# best lard for use in soap making



## azimuth (Apr 29, 2012)

Which brand of lard is the best to use for soap making?


----------



## Wyldwytch Studios (Apr 29, 2012)

It's great that you have an option. The only one I can get around here is Armour and it really is much cheaper for me to buy it locally then to order it online.

Rose


----------



## Lilahblossom (Apr 30, 2012)

I use whatever kind is in the bucket at Wal Mart. Or hope that a neighbor is butchering. When that happens it's a bonanza! We have a few meat lockers nearby too and I get the good beef tallow for a buck a lb. It makes the absolute hardest bar of soap on the planet. And it doesn't like being played around with much either. It's still chilly in Wisconsin and when the tallow gets cool, that's it for that.


----------



## FOhoarder (Apr 30, 2012)

I also get the Armour brand at Walmart and I have never had a problem with it regarding smell or anything like that.  I would try whatever you can get locally before ordering online. Save lots on shipping.


----------



## IrishLass (Apr 30, 2012)

I used to use the Armour brand lard, but for whatever reason my local Walmart stopped carrying it and only sells the SnoCap brand lard now (in a blue bucket). It works just as fine, but seems a tad bit softer in consistency compared to the Armour brand I used to buy.


IrishLass


----------



## VanessaP (Apr 30, 2012)

That's odd IrishLass - maybe it was just out of stock? I just bought Armour at ours last week. Heh. Who knows. The Walton clans are fighting amongst each other at the moment


----------



## Suisan2 (May 1, 2012)

My husband is a butcher and has been making pork lard from some whole pigs he brought in for an event. 

This lard is quite soft -- I tried to make pies with it and had a lot of trouble as it sopped up so much flour. It's harder than bacon drippings, but not as hard as pork lard I'd get in the supermarket. (It's not leaf lard; it's fat from under the skin.)
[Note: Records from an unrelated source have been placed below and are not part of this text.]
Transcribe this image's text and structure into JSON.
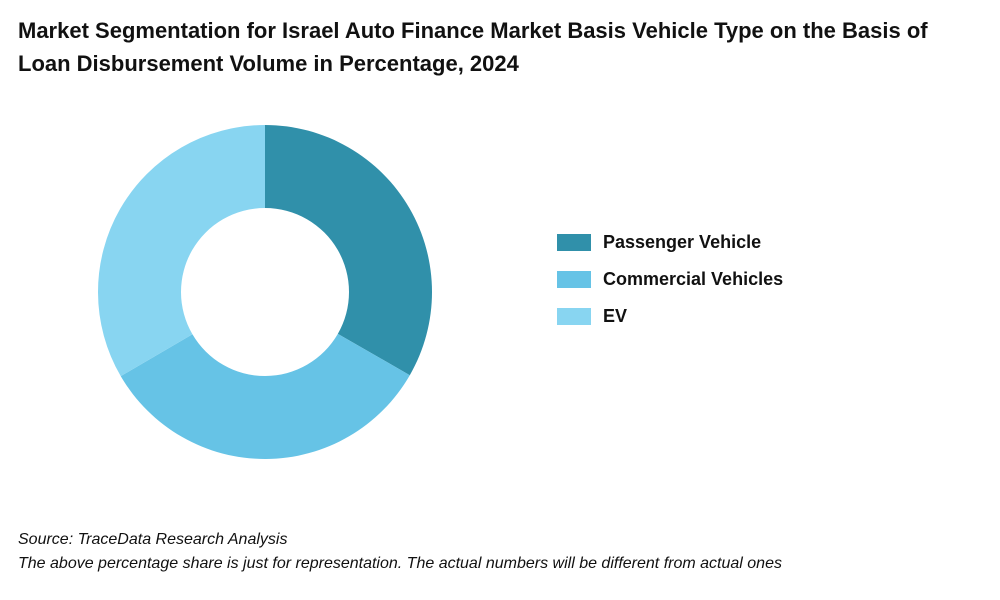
{
  "chart_data": {
    "type": "pie",
    "donut": true,
    "title": "Market Segmentation for Israel Auto Finance Market Basis Vehicle Type on the Basis of Loan Disbursement Volume in Percentage, 2024",
    "categories": [
      "Passenger Vehicle",
      "Commercial Vehicles",
      "EV"
    ],
    "values": [
      33.3,
      33.3,
      33.4
    ],
    "colors": [
      "#3090aa",
      "#66c3e6",
      "#88d5f1"
    ],
    "legend_position": "right"
  },
  "footer": {
    "source": "Source: TraceData Research Analysis",
    "note": "The above percentage share is just for representation. The actual numbers will be different from actual ones"
  }
}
He's selling the pork lard pretty quickly, so I'm not going to be soaping with it any time soon. However, in the future he's going to be making his own beef tallow and he doesn't expect that to sell well. I'm not sure what the consistency of that is going to be, and I may soap with it.

I've heard that commercial pork lard has stearic acid added to it to stiffen it up, but I haven't checked recently. But I occurs to me that my husband's lard has more water in it than it should? I guess I could melt it again and skim, but I'm leery of scorching it. But then again, maybe it's just got more unsaturated fats in it? Not really sure. 
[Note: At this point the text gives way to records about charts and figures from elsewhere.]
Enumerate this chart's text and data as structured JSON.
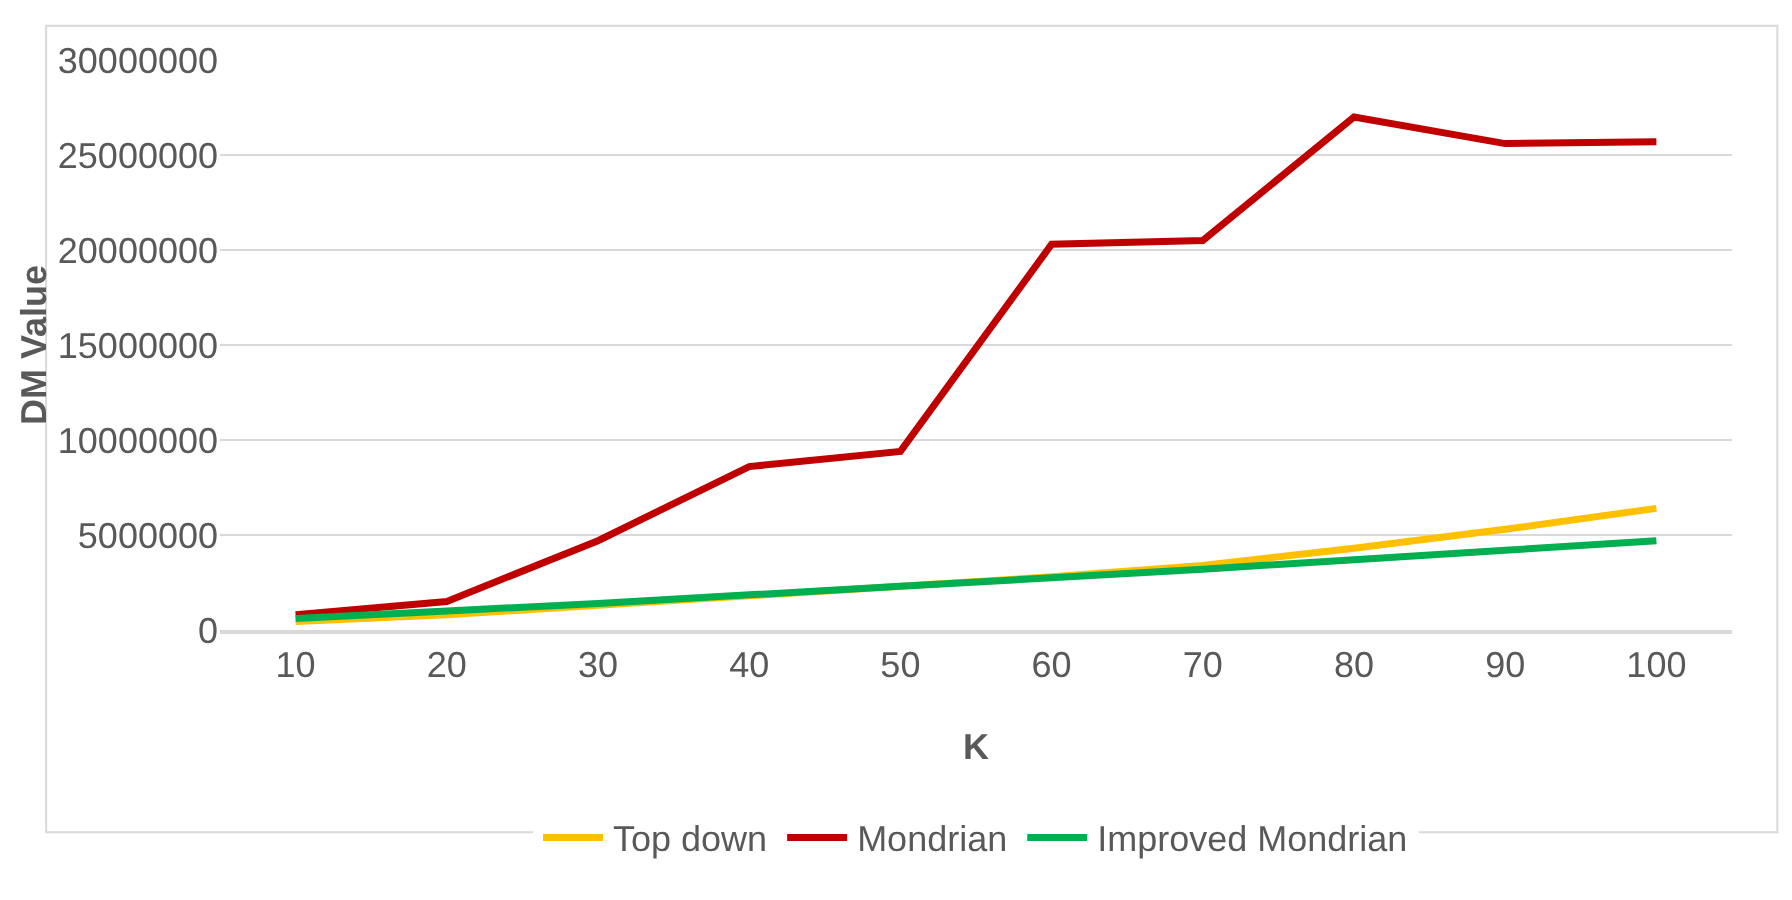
{
  "chart_data": {
    "type": "line",
    "xlabel": "K",
    "ylabel": "DM Value",
    "categories": [
      "10",
      "20",
      "30",
      "40",
      "50",
      "60",
      "70",
      "80",
      "90",
      "100"
    ],
    "series": [
      {
        "name": "Top down",
        "color": "#ffc000",
        "values": [
          450000,
          800000,
          1300000,
          1800000,
          2300000,
          2800000,
          3400000,
          4300000,
          5300000,
          6400000
        ]
      },
      {
        "name": "Mondrian",
        "color": "#c00000",
        "values": [
          800000,
          1500000,
          4700000,
          8600000,
          9400000,
          20300000,
          20500000,
          27000000,
          25600000,
          25700000
        ]
      },
      {
        "name": "Improved Mondrian",
        "color": "#00b050",
        "values": [
          600000,
          1000000,
          1400000,
          1850000,
          2300000,
          2750000,
          3200000,
          3700000,
          4200000,
          4700000
        ]
      }
    ],
    "ylim": [
      0,
      30000000
    ],
    "yticks": [
      0,
      5000000,
      10000000,
      15000000,
      20000000,
      25000000,
      30000000
    ],
    "grid": "y",
    "legend": "bottom",
    "marker": "none",
    "line_style": "solid"
  }
}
My real question is this -- IF I start soaping with beef tallow and the beef tallow seems soft, what do I use for a SAP value? Do I just assume that there's a little less fat in it if it's soft?

Thanks for any insights you may have.


----------



## IrishLass (May 1, 2012)

VanessaP said:
			
		

> That's odd IrishLass - maybe it was just out of stock? I just bought Armour at ours last week. Heh. Who knows. The Walton clans are fighting amongst each other at the moment



Nope, not out of stock, unless 3 years is normal to be out of stock of something, that is.   


IrishLass


----------



## VanessaP (May 1, 2012)

IrishLass said:
			
		

> Nope, not out of stock, unless 3 years is normal to be out of stock of something, that is.



Well, knowing the managers at our store, I wouldn't put it past them  Luckily, my hubby isn't management, nor management material, so I can't blame him for out of stock stuff


----------



## Moonblossom (May 2, 2012)

I also use the Armour brand off and on depending on which soap I'm making.


----------



## semplice (May 2, 2012)

The only lard I've seen is Manteca.  I am SO going to do a lard batch!


----------



## new12soap (May 2, 2012)

semplice said:
			
		

> The only lard I've seen is Manteca.  I am SO going to do a lard batch!



I believe "manteca" is the spanish word for lard. I buy Armour brand at wally-world, and every package I have ever seen there or in grocery stores says "Lard" on one side of the package and "Manteca" on the other.

I recently read that someone uses lard from a local german market and it is excellent quality and doesn't have as much scent to it as the Armour, but I have not yet checked that out, the Armour works very well for me and I have not had a problem with any odor once the soap is cured.


----------



## semplice (May 2, 2012)

ooohhh..I thought Manteca was the brand.  It's in a green bucket.  What kind of smell is there with lard?


----------



## new12soap (May 2, 2012)

Some people say there is a kind of "meaty" smell, others just say it smells "different". It does have a scent to it right out of the tub which might throw you off if your are used to deodorized oils, but I don't think it's bad.

The most important thing to remember IMO with _any_ oils or butters is to melt them gently. You don't want to overheat them, especially animal fats, or they will have a funny smell. Again, I have not found that any oil scent survives lye and saponification, but that is just my experience. I have never (yet!) scorched them. I love soap made with lard.


----------